Saturday 4 August 2012

Space as a Locus of Production



Henri Lefebvre's The Production of Space has some interesting hypothetical arguments that he presents as debates on issues arising in his text. One of my favourite ones is a conversation between a supposed interlocutor, who has taken a rather reductionist approach to Lefebvre's concept on the production of space, and a supporter of it. It's worth reading in its completeness, so I've included it all here:

'I am not convinced by your arguments. You talk of "producing space". What an absolutely unintelligible phrase! Even to speak of a concept in this connection would be to grant you far too much. No, there are only two possibilities here. Either space is part of nature or it is a concept. If it is part of nature, human - or "social" - activity marks it, invests it and modifies its geographical and ecological characteristics; the role of knowledge, on this reading, would be limited to the description of these changes. If space is a concept, it is as such already a part of knowledge and of mental activity, as in mathematics for example, and the job of scientific thought is to explore, elaborate upon and develop it. In neither case is there such a thing as the production of space.'

'Just a moment. The separations you are taking for granted between nature and knowledge and nature and culture are simply not valid. They are no more valid than the widely accepted "mind-matter" split. These distinctions are simply no improvement on their equally unacceptable opposite - namely, confusion.

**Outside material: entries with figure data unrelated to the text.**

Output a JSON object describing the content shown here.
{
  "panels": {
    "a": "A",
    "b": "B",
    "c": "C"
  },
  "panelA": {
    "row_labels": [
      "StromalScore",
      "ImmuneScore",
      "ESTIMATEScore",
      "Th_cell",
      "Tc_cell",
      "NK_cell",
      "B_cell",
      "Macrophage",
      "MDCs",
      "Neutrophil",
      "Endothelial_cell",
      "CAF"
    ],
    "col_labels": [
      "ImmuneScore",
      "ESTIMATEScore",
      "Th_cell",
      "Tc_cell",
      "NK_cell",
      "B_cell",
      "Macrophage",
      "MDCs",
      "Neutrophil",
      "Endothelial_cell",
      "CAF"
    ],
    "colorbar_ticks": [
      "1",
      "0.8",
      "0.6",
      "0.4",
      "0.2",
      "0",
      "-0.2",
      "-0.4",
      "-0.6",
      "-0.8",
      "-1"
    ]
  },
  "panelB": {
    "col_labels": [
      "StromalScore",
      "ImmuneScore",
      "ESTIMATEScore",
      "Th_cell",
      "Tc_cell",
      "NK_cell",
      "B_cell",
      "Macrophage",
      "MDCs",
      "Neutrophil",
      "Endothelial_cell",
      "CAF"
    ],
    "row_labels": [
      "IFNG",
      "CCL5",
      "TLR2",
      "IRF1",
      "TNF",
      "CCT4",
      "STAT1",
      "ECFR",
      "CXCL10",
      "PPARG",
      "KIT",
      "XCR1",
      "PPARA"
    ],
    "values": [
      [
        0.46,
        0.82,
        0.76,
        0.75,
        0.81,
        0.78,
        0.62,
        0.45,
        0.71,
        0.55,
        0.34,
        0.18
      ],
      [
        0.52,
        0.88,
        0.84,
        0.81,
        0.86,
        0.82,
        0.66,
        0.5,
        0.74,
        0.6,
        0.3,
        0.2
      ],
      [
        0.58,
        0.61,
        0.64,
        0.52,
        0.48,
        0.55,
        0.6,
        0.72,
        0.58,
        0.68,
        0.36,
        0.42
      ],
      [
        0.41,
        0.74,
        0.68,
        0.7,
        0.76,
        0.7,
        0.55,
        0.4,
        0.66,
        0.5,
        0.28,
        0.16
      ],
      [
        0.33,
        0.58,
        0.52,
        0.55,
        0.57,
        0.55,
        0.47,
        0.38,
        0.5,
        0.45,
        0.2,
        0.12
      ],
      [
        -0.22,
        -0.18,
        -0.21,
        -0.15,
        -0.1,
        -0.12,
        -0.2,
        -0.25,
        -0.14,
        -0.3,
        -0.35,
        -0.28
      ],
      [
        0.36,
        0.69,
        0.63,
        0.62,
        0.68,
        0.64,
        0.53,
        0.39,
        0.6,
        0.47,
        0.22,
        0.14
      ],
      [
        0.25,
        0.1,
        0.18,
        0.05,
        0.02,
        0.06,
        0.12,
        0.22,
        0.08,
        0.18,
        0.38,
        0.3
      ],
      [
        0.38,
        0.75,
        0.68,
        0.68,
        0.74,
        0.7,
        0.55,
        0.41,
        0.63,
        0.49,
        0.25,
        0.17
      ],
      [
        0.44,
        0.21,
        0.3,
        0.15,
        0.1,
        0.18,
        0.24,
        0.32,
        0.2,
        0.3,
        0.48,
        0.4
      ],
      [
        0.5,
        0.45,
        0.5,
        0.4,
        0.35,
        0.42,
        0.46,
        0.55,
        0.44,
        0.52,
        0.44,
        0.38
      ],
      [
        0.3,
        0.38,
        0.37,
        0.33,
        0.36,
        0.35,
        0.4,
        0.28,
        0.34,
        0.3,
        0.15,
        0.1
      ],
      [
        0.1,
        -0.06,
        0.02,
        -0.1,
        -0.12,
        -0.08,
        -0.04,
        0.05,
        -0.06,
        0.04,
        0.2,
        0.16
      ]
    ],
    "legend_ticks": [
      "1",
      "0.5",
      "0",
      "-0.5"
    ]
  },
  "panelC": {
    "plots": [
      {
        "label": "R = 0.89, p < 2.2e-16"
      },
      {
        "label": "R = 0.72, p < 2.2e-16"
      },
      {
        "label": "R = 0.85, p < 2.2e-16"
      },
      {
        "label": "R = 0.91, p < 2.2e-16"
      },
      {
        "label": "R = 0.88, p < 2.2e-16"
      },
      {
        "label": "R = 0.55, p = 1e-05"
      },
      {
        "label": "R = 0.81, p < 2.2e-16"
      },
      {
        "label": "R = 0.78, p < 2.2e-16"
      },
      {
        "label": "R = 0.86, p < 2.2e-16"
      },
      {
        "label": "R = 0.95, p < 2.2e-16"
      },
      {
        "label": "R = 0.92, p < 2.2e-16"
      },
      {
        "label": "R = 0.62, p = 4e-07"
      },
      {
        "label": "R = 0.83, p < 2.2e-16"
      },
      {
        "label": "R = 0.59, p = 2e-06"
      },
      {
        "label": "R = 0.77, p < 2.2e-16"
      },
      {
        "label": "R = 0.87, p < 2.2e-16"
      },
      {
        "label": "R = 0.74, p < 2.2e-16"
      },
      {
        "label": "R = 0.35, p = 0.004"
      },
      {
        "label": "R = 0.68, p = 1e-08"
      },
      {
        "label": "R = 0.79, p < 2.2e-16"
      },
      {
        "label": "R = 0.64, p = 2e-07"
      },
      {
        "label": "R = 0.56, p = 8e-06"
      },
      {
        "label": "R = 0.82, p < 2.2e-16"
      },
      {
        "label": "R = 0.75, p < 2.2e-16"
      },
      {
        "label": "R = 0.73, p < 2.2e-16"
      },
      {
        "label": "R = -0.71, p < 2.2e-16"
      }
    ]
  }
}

The fact is that technological activity and the scientific approach are not satisfied with simply modifying nature. They seek to master it, and in the process they tend to destroy it; and, before destroying it, they misinterpret it. This process began with the invention of tools.'

'So now you are going back to the Stone Age! Isn't that a little early?'

'Not at all. The beginning was the first premeditated act of murder; the first tool and the first weapon - both of which went hand in hand with the advent of language.'

'What you seem to be saying is that humankind emerges from nature. It can thus only understand nature from without - and it only gets to understand it by destroying it.'

'Well if one accepts the generalization "humankind" for the sake of the argument, then, yes, humankind is born in nature, emerges from nature and then turns against naature with the unfortunates results that we are now witnessing.'

'Would you say that this ravaging of nature is attributable to capitalism?'

'To a large degree, yes. But I would add the rider that capitalism and the bourgeoisie have a broad back. It is easy to attribute a multitude of misdeeds to then without addressing the question of how they themselves cam into being.'

'Surely the answer is to be found in mankind itself, in human nature?'

'No. In the nature of the Western man perhaps.'

'You man to say that you would blame the whole history of the West, its rationalism, its Logos, its very language?'

'It is the West that is responsible for the transgression of nature. It would certainly be interesting to know how and why this has come about, but those questions are strictly secondary. The simple fact is that the West has broken the bounds. "O felix culpa!" a theologian might say. And, indeed, the West is thus responsible for what Hegel calls the power of the negative, for violence, terror and permanent aggression directed against life. It has generalized and globalized violence - and forged the global level itself through that violence. Space as locus of production, as itself product and production, is both the weapon and the sign of this struggle. If it is to be carried through to the end - there is in any case no way of turning back - this gigantic task now calls for the immediate production or creation of something other than nature: a second, different or new nature, so to speak. This means the production of space, urban space, both as product and as work, in the sense in which art created works. If this project fails, the failure will be total, and the consequences of that are impossible to foresee.' (page 108-110)

Links:



Bibliography:

Lefebvre, Henri. 1991. The Production of Space, trans. by Donald Nicholson-Smith (Oxford: Blackwell).